I look forward to making pumpkin pie every thanksgiving- although we don't treat it as a big deal in my family, it is a good excuse to make a more North American centrepiece dessert. I love the spices and the pumpkin itself alike, and often I wish that I could have a bit of the pie out of season. This ice cream is the perfect solution- even on the hottest days of the year, its pumpkin spice goodness is welcome.

It's very simple to make, and involves a hefty amount of pumpkin puree to ensure a throrough dose of pumpkinny flavour. It's very smooth and creamy, although it doesn't use as much cream as many other ice cream recipes. It's also low on the pervasive ice crystals that plague homemade ice cream, thanks to the glog of rum that helps keep the freezing point down.
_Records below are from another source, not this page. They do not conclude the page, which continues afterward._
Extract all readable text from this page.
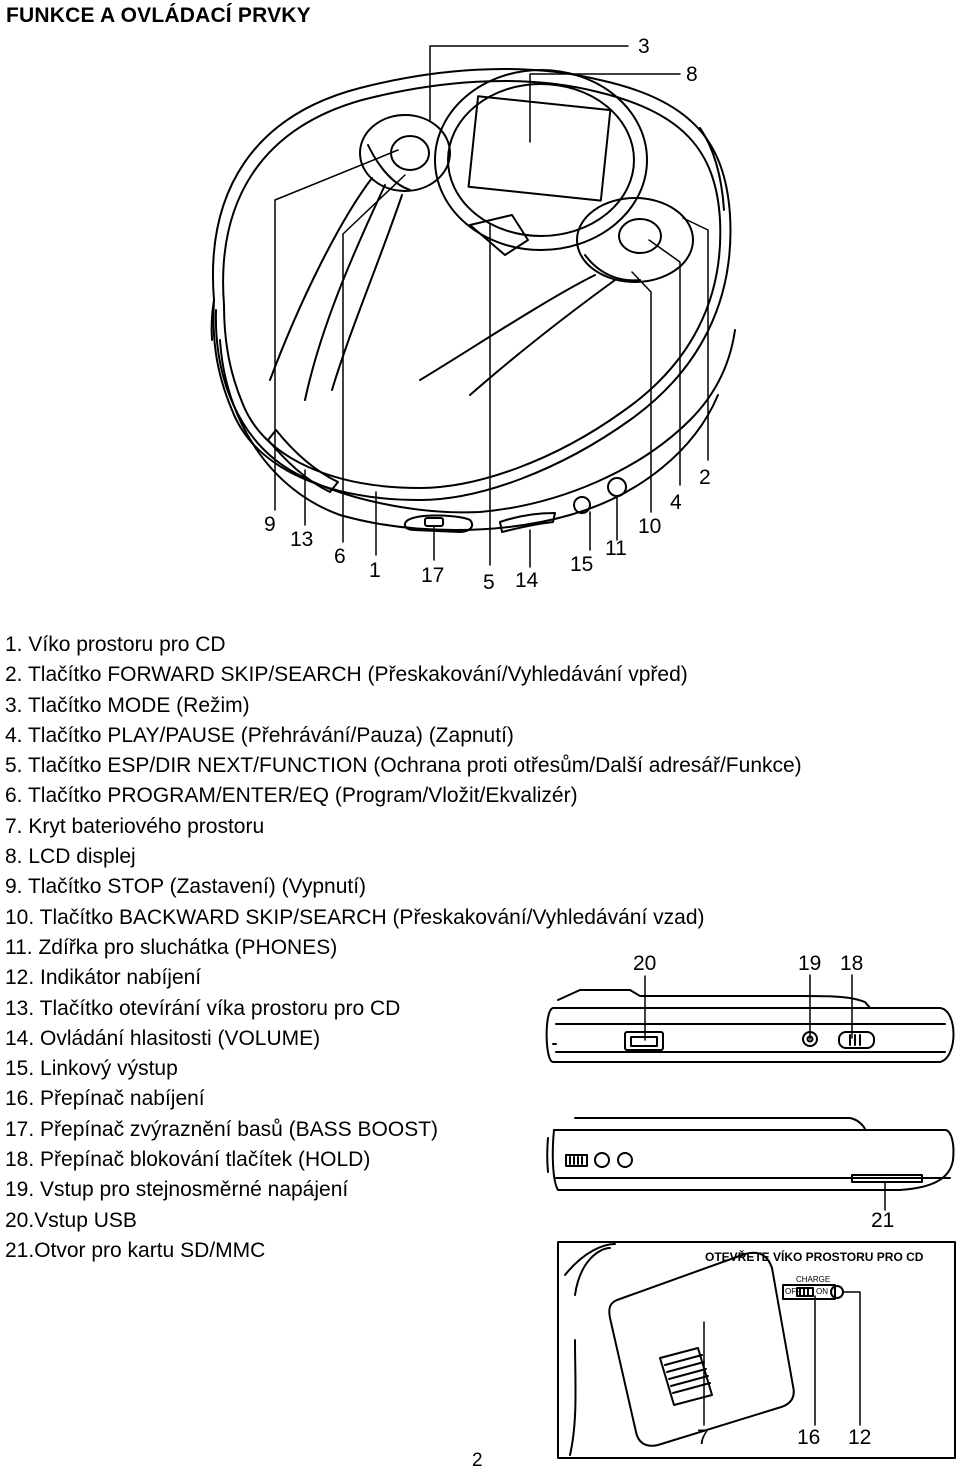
FUNKCE A OVLÁDACÍ PRVKY
3
8
9
13
6
1 17 5 14
15
11
10
4
2
20	19 18
21
7	16 12
OTEVŘETE VÍKO PROSTORU PRO CD
CHARGE
OFF ON
1. Víko prostoru pro CD
2. Tlačítko FORWARD SKIP/SEARCH (Přeskakování/Vyhledávání vpřed)
3. Tlačítko MODE (Režim)
4. Tlačítko PLAY/PAUSE (Přehrávání/Pauza) (Zapnutí)
5. Tlačítko ESP/DIR NEXT/FUNCTION (Ochrana proti otřesům/Další adresář/Funkce)
6. Tlačítko PROGRAM/ENTER/EQ (Program/Vložit/Ekvalizér)
7. Kryt bateriového prostoru
8. LCD displej
9. Tlačítko STOP (Zastavení) (Vypnutí)
10. Tlačítko BACKWARD SKIP/SEARCH (Přeskakování/Vyhledávání vzad)
11. Zdířka pro sluchátka (PHONES)
12. Indikátor nabíjení
13. Tlačítko otevírání víka prostoru pro CD
14. Ovládání hlasitosti (VOLUME)
15. Linkový výstup
16. Přepínač nabíjení
17. Přepínač zvýraznění basů (BASS BOOST)
18. Přepínač blokování tlačítek (HOLD)
19. Vstup pro stejnosměrné napájení
20.Vstup USB
21.Otvor pro kartu SD/MMC
2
I garnished it with ginger-nut biscuits and pecan halves, but it would also make a very good filling for ginger-molasses cookes in the form of an ice cream sandwich.



Pumpkin Pie Ice Cream
From Closet Cooking

1 C. Cream, 30-35%
1 C. Milk
3/4 C. Brown sugar
5 Egg yolks
1 C. Pumpkin puree, roasted
1 Tsp. Cinnamon
1/2 Tsp. Ginger
1/4 Tsp. Nutmeg
1/8 Tsp. Cloves
1/4 Tsp. Cardamom
1 Tsp. Vanilla extract
Pinch of salt
2 TBSP Dark rum or bourbon

Bring the milk to a boil in a medium saucepan. Mix the yolks, sugar, and salt in a bowl. Once the milk is at a rolling boil, reduce the heat and temper the yolk mixture by quickly whisking in half a cup of the hot milk. Strain the tempered yolks into the saucepan and whisk frequently while cooking on medium-low until thickened. 

Pour the thickened custard into a bowl and whisk in the cream, spices, vanilla and alcohol of choice. Let cool and whisk in the pumpkin puree. Refrigerate overnight, then churn according to ice cream maker directions.